The Matsumoto Kaidō (松本街道), also known as the Chikuni Kaidō (千国街道), the Itoigawa Kaidō (糸魚川街道) or simply as the Shio-no-michi (塩の道) was a secondary road in pre-modern Japan, connecting Matsumoto in Shinano Province with Itoigawa in Echigo Province. In the year 2002, a well-preserved 20-kilometer section of the original path in the city of Itoigawa was designated a National Historic Site of Japan, and an additional 10-kilometer section was added in 2007.

==Overview==
The Matsumoto Kaidō was a steep mountain trail following the Himekawa River valley, about 120 kilometers in length, and has been in existence since very ancient times, as evidenced by Jōmon period jade beads and jadeite stone axes produced in the Itoigawa area found at archaeological sites in the Kantō region of Japan. The road was used for the transport of salt and preserved seafood from the Sea of Japan to inland regions, and for the export of soybeans, tobacco, herbal medicines, cotton, hemp and livestock from Shinano Province and the Kantō region. The standard method of travel was by foot, as wheeled carts were almost nonexistent and the road was too steep in most places. The route was also frequently closed due to heavy snowfall, avalanches, landslides, and flooding.

Salt was a critical commodity in pre-modern Japan, and the Sengoku period warlord Uesugi Kenshin was famous for abolishing taxes on salt and allowing it to be exported to his enemy, Takada Shingen, both as a gesture of magnanimity and also to remove a possible casus belli. The salt trade came to be monopolized by six merchant houses from Shinano, who received official permits from the Tokugawa shogunate in 1604. Pack horses and cows were used to transport loads at an average pace of 30 kilometers per day. During the Edo period, as no daimyō processions used the route for sankin-kōtai, no formal system of post stations with honjin was established. However, there were numerous checkpoints where domain officials examined travel permits and cargos, levied taxes, and at which were located small shops whose exorbitant prices and lack of goods was a perennial complaint by travellers. The checkpoints were removed after the Meiji restoration in 1867.

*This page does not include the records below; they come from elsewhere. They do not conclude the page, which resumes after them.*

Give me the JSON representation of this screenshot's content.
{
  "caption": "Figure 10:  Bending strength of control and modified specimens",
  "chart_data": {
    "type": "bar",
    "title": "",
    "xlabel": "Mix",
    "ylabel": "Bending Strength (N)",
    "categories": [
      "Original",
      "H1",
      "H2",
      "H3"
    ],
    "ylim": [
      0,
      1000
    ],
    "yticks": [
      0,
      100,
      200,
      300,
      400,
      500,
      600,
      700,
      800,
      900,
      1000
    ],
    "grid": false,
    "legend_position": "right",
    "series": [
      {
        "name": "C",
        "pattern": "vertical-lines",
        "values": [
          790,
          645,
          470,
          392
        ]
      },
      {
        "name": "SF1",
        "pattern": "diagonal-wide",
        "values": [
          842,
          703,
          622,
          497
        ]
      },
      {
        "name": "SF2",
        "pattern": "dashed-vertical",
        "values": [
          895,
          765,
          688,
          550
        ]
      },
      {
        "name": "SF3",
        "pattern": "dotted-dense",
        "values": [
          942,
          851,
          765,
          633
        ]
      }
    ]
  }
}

After the start of the Meiji period, the opening of the Shin'etsu Main Line and the Ōito Line railways, and later Japan National Route 147 / Japan National Route 148 eliminated the need for this road by 1892, and it gradually fell into ruin, although portions continued to be used as forestry roads and by local inhabitants. The city of Itoigawa maintains a museu, the Shio-no-michi Shiryokan (塩の道資料館) with historical materials on the route.